CEDARS-SINAI MEDICAL CENTER
Role of C9orf72 in Neurodegeneration
Motor neurone diseases
C9orf72, Nerve Degeneration, Frontotemporal Dementia, Amyotrophic Lateral Sclerosis, Dipeptides
Project Summary Amyotrophic lateral sclerosis (ALS) and frontotemporal dementia (FTD) are disorders with overlapping clinical presentation, genetics, and pathology. Large expansions of a GGGGCC hexanucleotide repeat in the first intron/promoter of the C9orf72 gene are the most commonly identified genetic cause of familial and sporadic ALS and FTD (C9-ALS/FTD), and recently C9orf72 repeat expansions were reported in other neurodegenerative diseases including Alzheimer’s disease.It remains uncertain whether the repeat expansion in C9orf72 causes neurodegeneration primarily through a toxic gain of function, loss of function, or both. In our preliminary data we found that contrary to current dogma, C9orf72 expression is higher in microglia than in neurons, and that the primary defects in C9orf72 deficient mice are due to altered myeloid cell function in both the spleen and the brain. Our goal in this project is to test the hypothesis that decreased levels of C9orf72 caused by the repeat expansion lead to altered microglial function, which acts in concert with gain of function manifestations in neurons (RNA foci, RAN dipeptides) to drive neurodegeneration in C9-ALS/FTD. We propose to i) define the molecular defects in C9orf72 deficiency macrophages and microglia, ii) determine whether peripheral blood macrophages from C9orf72 patients show similar alterations, and iii) cross the C9orf72 deficient mice to a novel BAC transgenic C9orf72 model to test the idea that C9orf72 deficiency contributes to the pathogenesis of C9-ALS/FTD.

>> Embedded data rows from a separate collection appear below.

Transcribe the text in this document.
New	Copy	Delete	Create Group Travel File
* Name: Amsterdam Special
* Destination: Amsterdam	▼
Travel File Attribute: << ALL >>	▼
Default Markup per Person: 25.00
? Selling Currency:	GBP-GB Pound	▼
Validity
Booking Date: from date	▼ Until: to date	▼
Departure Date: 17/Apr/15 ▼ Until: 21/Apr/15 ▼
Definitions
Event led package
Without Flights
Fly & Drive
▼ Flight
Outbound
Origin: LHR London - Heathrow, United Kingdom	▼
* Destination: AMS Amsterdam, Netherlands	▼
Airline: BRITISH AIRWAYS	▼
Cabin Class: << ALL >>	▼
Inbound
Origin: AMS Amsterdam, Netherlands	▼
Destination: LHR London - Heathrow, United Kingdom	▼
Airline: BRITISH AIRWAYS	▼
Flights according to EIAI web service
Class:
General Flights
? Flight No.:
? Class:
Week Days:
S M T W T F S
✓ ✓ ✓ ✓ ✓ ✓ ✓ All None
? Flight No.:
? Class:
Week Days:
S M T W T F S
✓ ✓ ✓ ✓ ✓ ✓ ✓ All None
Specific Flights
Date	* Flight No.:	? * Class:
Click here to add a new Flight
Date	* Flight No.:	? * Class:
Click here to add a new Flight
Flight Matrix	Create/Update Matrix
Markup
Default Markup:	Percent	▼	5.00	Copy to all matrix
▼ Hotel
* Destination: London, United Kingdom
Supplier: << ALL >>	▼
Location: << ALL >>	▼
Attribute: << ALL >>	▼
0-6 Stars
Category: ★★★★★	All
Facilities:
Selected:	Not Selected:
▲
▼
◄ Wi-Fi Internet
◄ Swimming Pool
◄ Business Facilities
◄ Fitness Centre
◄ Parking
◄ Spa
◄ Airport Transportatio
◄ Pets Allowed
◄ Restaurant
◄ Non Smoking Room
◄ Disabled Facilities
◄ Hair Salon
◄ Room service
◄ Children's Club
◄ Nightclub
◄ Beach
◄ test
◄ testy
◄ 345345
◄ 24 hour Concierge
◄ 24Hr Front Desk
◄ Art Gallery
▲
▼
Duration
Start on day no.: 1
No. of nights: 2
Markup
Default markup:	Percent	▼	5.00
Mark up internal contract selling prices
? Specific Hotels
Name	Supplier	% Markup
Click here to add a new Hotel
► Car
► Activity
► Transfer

Project Narrative Amyotrophic lateral sclerosis (ALS) is a progressive and incurable disease that leads to death within 3-5 years of onset. C9orf72 is the most common genetic cause of ALS, and this application tests novel ideas about the role of loss of C9orf72 in innate immune cells in the brain and how this contributes to the neurodegeneration.